Alternative agricultural lending, bridge financing, and distressed agriculture loans have been rising in 2017 around the stressed pockets around the U.S. Many farmers that have been with traditional ag lending banks for a few years are starting to feel pressure applied. Many farmers have been trying to refinance but with the three years of falling farm incomes they have felt the burden of trying to keep up with payments, setting of a string of negative consequences to their financials. While trying to refinance out of the trouble brought upon by these harder times many operations have begun to fall below the traditional lending standards.
Many lenders were nervous coming into 2017 after farm incomes have fallen for the past three years in a row. And even though it has been a relatively tough year in pockets of the U.S., multiple major commodities and markets have bounced back this summer with cattle and corn prices rising as of late. Despite rebounding prices there is still heightened skepticism on the recent future of ag.

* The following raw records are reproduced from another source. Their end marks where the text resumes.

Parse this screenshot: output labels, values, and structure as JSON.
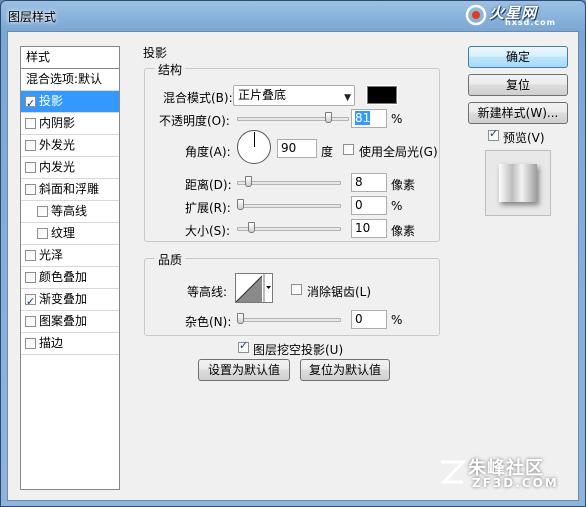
{
  "window": {
    "title": "图层样式",
    "logo_text": "火星网",
    "logo_sub": "hxsd.com"
  },
  "style_list": {
    "header": "样式",
    "blend_default": "混合选项:默认",
    "items": [
      {
        "label": "投影",
        "checked": true,
        "selected": true
      },
      {
        "label": "内阴影",
        "checked": false
      },
      {
        "label": "外发光",
        "checked": false
      },
      {
        "label": "内发光",
        "checked": false
      },
      {
        "label": "斜面和浮雕",
        "checked": false
      },
      {
        "label": "等高线",
        "checked": false,
        "sub": true
      },
      {
        "label": "纹理",
        "checked": false,
        "sub": true
      },
      {
        "label": "光泽",
        "checked": false
      },
      {
        "label": "颜色叠加",
        "checked": false
      },
      {
        "label": "渐变叠加",
        "checked": true
      },
      {
        "label": "图案叠加",
        "checked": false
      },
      {
        "label": "描边",
        "checked": false
      }
    ]
  },
  "drop_shadow": {
    "section_title": "投影",
    "structure_title": "结构",
    "blend_mode_label": "混合模式(B):",
    "blend_mode_value": "正片叠底",
    "shadow_color": "#000000",
    "opacity_label": "不透明度(O):",
    "opacity_value": "81",
    "opacity_unit": "%",
    "opacity_fraction": 0.81,
    "angle_label": "角度(A):",
    "angle_value": "90",
    "angle_unit": "度",
    "global_light_label": "使用全局光(G)",
    "global_light_checked": false,
    "distance_label": "距离(D):",
    "distance_value": "8",
    "distance_unit": "像素",
    "spread_label": "扩展(R):",
    "spread_value": "0",
    "spread_unit": "%",
    "size_label": "大小(S):",
    "size_value": "10",
    "size_unit": "像素",
    "quality_title": "品质",
    "contour_label": "等高线:",
    "anti_alias_label": "消除锯齿(L)",
    "anti_alias_checked": false,
    "noise_label": "杂色(N):",
    "noise_value": "0",
    "noise_unit": "%",
    "knockout_label": "图层挖空投影(U)",
    "knockout_checked": true,
    "set_default_label": "设置为默认值",
    "reset_default_label": "复位为默认值"
  },
  "buttons": {
    "ok": "确定",
    "reset": "复位",
    "new_style": "新建样式(W)...",
    "preview_label": "预览(V)",
    "preview_checked": true
  },
  "watermark": {
    "text": "朱峰社区",
    "sub": "ZF3D.COM"
  }
}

In the plains and dry wheat areas of the U.S. pressure is being reflected on the troubled loans popping up. Cattle prices rebounding have helped keep many operations out of trouble but many crop farmers are still in a tight financial situation. It could be a very stressful fall for farmers and lenders in the area. Where a borrower cannot meet traditional lending standards; there are alternative options to help ease the pressure.
We have been experiencing a record number of applications for balance sheet restructuring and agricultural bridge financing. These types of programs have not existed on a large scale in the past and have been a very welcome financing option for farmers and ranchers. We see continued demand for these programs in the near future.